Oxygen also provides keys to critical celestial puzzles. That’s because it comes in three flavors. Oxygen has three stable isotopes, each of which has the same number of protons but a different number of neutrons in its nucleus. All have identical chemical properties, and you could happily breathe any of them. Every ­oxygen atom contains eight protons. The vast majority of these also have eight neutrons. Add up the protons and neutrons in this lightest-weight oxygen atom and you get 16, so this most common form is called O-16. But a small percentage of oxygen has one or two extra neutrons — O-17 and O-18, respectively.
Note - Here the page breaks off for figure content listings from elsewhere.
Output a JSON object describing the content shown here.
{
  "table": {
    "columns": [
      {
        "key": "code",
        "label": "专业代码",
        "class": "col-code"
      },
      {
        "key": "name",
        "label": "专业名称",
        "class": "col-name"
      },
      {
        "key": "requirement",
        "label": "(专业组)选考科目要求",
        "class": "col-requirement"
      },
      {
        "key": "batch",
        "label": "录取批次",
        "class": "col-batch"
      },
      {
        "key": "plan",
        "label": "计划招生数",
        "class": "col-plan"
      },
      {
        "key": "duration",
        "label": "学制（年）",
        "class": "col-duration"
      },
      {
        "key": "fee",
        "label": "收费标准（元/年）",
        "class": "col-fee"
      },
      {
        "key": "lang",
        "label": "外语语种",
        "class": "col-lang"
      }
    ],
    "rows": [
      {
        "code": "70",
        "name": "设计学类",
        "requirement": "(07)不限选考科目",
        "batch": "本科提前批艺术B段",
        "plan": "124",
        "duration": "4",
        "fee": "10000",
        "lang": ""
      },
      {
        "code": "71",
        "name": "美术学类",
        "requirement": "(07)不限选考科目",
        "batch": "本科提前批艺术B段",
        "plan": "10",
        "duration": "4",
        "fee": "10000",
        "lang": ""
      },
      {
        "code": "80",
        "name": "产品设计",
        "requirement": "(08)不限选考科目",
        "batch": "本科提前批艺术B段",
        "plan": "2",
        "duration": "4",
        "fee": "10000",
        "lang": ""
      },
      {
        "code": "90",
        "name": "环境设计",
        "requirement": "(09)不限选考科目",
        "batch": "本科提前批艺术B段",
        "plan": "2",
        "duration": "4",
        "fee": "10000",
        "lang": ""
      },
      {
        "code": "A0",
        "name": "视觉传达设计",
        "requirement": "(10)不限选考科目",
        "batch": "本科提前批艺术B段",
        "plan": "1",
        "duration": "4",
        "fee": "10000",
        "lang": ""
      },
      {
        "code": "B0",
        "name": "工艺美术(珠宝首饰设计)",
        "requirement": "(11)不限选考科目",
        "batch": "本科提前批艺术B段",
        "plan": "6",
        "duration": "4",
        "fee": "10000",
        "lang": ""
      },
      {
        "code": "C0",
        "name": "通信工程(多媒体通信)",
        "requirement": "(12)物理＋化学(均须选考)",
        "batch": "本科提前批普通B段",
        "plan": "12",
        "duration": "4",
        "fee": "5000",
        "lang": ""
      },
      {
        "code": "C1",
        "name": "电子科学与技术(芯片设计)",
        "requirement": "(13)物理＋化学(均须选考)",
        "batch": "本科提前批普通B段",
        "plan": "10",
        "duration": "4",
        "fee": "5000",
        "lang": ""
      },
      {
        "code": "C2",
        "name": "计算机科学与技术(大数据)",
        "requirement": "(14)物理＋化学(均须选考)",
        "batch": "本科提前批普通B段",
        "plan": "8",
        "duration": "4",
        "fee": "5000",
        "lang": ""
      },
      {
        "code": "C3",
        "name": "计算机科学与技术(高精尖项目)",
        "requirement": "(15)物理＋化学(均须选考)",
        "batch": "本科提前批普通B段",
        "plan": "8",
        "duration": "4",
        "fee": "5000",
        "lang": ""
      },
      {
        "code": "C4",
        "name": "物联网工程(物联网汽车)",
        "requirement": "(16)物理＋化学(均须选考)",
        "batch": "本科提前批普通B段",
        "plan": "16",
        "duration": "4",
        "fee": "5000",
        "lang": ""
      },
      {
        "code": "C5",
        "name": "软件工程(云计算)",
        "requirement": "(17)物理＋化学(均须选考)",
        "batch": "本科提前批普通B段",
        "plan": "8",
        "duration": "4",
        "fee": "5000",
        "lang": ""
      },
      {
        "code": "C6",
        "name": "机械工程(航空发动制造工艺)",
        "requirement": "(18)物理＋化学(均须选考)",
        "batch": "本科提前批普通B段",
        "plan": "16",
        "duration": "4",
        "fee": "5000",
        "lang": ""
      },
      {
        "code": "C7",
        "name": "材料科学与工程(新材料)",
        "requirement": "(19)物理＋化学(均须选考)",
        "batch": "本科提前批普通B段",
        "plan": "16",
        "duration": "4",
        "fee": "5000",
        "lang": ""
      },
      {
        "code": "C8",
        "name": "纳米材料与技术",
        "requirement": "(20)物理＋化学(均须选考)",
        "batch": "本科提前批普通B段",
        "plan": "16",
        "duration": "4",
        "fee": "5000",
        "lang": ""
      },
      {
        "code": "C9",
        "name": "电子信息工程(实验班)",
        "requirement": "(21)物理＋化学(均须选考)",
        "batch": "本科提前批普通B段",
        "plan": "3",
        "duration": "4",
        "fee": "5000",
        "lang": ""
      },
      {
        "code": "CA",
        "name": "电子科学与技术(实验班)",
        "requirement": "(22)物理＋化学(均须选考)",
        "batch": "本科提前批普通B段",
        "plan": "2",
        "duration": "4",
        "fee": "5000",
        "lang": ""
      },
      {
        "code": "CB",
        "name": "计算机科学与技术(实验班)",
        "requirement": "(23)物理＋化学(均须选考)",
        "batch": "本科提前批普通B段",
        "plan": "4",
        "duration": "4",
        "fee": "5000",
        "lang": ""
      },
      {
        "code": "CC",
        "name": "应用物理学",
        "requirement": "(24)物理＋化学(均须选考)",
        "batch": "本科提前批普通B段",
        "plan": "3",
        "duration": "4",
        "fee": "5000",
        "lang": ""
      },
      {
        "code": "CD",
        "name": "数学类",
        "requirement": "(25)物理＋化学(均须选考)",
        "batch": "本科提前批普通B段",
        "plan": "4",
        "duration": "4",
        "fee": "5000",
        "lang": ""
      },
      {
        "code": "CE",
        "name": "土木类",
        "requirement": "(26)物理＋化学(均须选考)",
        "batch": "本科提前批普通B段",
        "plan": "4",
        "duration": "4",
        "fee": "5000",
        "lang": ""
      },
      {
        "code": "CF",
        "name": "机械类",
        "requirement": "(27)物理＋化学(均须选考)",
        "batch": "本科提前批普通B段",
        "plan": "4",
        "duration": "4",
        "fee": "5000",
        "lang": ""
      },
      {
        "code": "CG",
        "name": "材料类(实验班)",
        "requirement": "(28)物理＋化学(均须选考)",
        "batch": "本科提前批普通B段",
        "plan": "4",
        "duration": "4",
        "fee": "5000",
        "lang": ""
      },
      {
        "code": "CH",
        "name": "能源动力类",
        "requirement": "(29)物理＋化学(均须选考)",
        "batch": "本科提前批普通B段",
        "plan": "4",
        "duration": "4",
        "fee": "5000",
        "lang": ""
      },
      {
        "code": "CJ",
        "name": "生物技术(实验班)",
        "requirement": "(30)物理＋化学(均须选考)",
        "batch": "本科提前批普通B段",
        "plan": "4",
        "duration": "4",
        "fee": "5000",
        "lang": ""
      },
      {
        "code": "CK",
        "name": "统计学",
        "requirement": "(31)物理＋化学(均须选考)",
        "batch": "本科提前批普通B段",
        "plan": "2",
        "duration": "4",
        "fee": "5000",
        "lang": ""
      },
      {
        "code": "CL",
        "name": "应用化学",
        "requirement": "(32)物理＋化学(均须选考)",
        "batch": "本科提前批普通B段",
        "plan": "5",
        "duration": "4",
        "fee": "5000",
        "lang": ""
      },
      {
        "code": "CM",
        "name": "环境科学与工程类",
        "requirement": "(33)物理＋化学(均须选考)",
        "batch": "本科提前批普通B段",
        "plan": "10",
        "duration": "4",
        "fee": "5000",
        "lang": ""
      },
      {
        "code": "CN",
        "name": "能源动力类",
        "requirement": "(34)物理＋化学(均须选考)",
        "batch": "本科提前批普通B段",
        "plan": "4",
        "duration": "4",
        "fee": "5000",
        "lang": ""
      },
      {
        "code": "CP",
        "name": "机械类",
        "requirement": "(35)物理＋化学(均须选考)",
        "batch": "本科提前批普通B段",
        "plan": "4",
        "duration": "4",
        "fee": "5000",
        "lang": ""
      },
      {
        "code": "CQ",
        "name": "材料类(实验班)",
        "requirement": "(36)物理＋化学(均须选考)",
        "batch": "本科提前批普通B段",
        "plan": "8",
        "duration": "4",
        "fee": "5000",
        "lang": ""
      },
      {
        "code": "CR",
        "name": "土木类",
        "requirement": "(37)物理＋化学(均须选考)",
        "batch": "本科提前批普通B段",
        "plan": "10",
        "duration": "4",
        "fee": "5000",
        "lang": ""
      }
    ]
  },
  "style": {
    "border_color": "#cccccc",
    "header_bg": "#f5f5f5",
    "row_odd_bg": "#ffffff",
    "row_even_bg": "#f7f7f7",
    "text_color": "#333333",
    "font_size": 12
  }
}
The first stars in the universe created almost 100 percent pure O-16. Later generations made progressively larger proportions of the heavier isotopes. Nowadays, at least here in the solar system, about 1 in 500 oxygen atoms contains an extra neutron while about 1 in 2,000 have two extra. Still with us?

The ratios of O-16, O-17, and O-18 isotopes in every potato chip, puppy, and rock here on Earth follow a simple relationship. But if you send a lander to Mars and sample its material, as NASA has now done several times, you’d find that martian rocks with the same ratio of O-18 to O-16 as earthly specimens will have a slightly higher ratio of O-17 to O-16. The difference in the isotope ratio between our two planets is 300 parts per million, with Mars consistently higher.
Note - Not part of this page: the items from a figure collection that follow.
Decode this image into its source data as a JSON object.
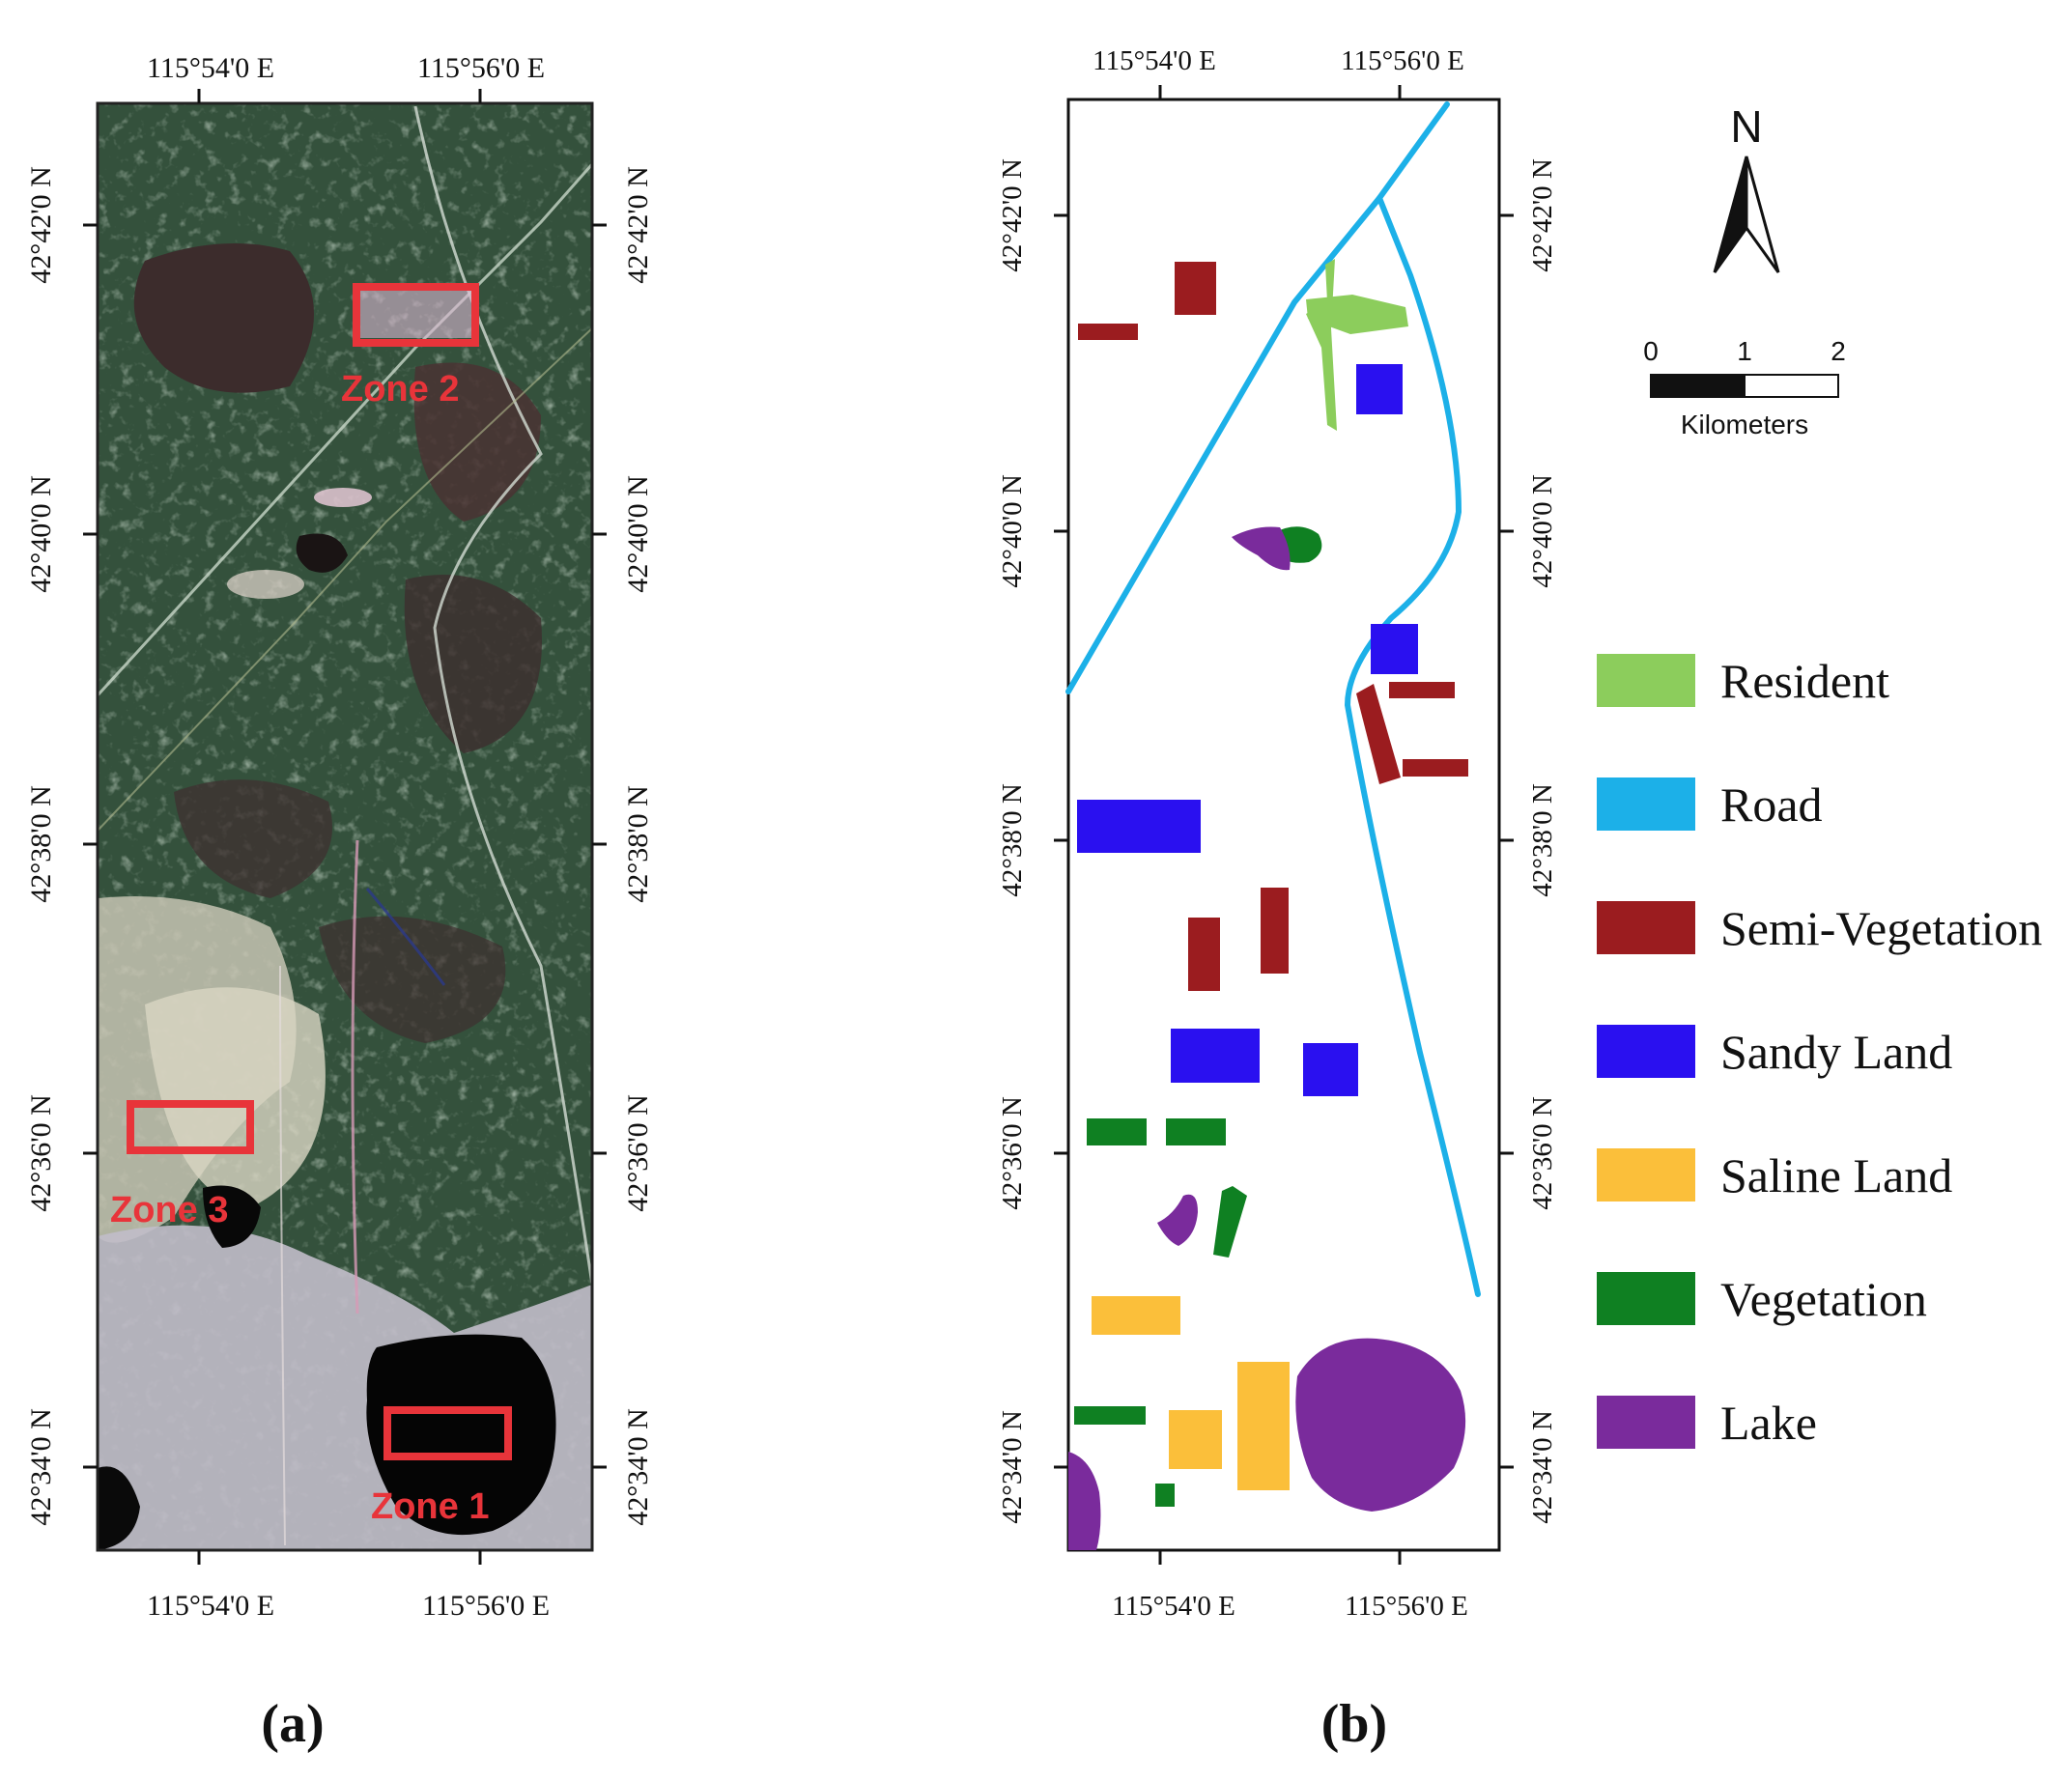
{
  "panel_a": {
    "caption": "(a)",
    "top_ticks": [
      "115°54'0 E",
      "115°56'0 E"
    ],
    "bottom_ticks": [
      "115°54'0 E",
      "115°56'0 E"
    ],
    "left_ticks": [
      "42°42'0 N",
      "42°40'0 N",
      "42°38'0 N",
      "42°36'0 N",
      "42°34'0 N"
    ],
    "right_ticks": [
      "42°42'0 N",
      "42°40'0 N",
      "42°38'0 N",
      "42°36'0 N",
      "42°34'0 N"
    ],
    "zones": [
      {
        "label": "Zone 2"
      },
      {
        "label": "Zone 3"
      },
      {
        "label": "Zone 1"
      }
    ],
    "zone_color": "#e8343a"
  },
  "panel_b": {
    "caption": "(b)",
    "top_ticks": [
      "115°54'0 E",
      "115°56'0 E"
    ],
    "bottom_ticks": [
      "115°54'0 E",
      "115°56'0 E"
    ],
    "left_ticks": [
      "42°42'0 N",
      "42°40'0 N",
      "42°38'0 N",
      "42°36'0 N",
      "42°34'0 N"
    ],
    "right_ticks": [
      "42°42'0 N",
      "42°40'0 N",
      "42°38'0 N",
      "42°36'0 N",
      "42°34'0 N"
    ]
  },
  "north_arrow": {
    "label": "N"
  },
  "scale_bar": {
    "ticks": [
      "0",
      "1",
      "2"
    ],
    "unit": "Kilometers"
  },
  "legend": [
    {
      "label": "Resident",
      "color": "#8ccd5c"
    },
    {
      "label": "Road",
      "color": "#1cb0e8"
    },
    {
      "label": "Semi-Vegetation",
      "color": "#9b1c1f"
    },
    {
      "label": "Sandy Land",
      "color": "#2a10f0"
    },
    {
      "label": "Saline Land",
      "color": "#fbbf3a"
    },
    {
      "label": "Vegetation",
      "color": "#0f8022"
    },
    {
      "label": "Lake",
      "color": "#7a2b9c"
    }
  ]
}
So oxygen isotopes are like fingerprints. They tell you which world a rock came from. That’s how we can be sure a particular meteorite originated on the Red Planet. We also have meteorites from the large asteroid Vesta, whose ratio of O-17 to O-16 is about 300 parts per million lower than Earth’s.

Here’s where things get weird. The oxygen in Moon rocks has the same isotopic ratio as terrestrial objects. It’s as if the Moon is Earth! Any difference is less than 1 part in 50,000.

This presents a problem, however. Nearly every planetary ­scientist thinks the Moon resulted from a long-ago collision between Earth and a Mars-sized body dubbed Theia. The laws of physics show that for the impact hypothesis to work, much of the Moon should be Theia material and thus should have a distinct and alien oxygen-isotope ratio. Yet the Moon appears made of earthly stuff.

Every few years, some researchers will publish a journal article that either tries to explain this oxygen problem or else uses it to discredit the collision hypothesis. A major 2014 reanalysis of Apollo moon rocks claimed to find a minuscule disparity between our worlds’ oxygens — just barely enough, perhaps, to keep alive the idea of the Moon’s violent birth.

So take a deep breath. Ponder the element that energizes your brain so you can contemplate the cosmos. And someday, if we spot oxygen’s distinctive auroral glow on an exoplanet, the traffic-light green can serve as a “go” signal.

For, almost surely, we will have found the signature of plants on another world. It will be our beloved oxygen, once again guiding our discoveries.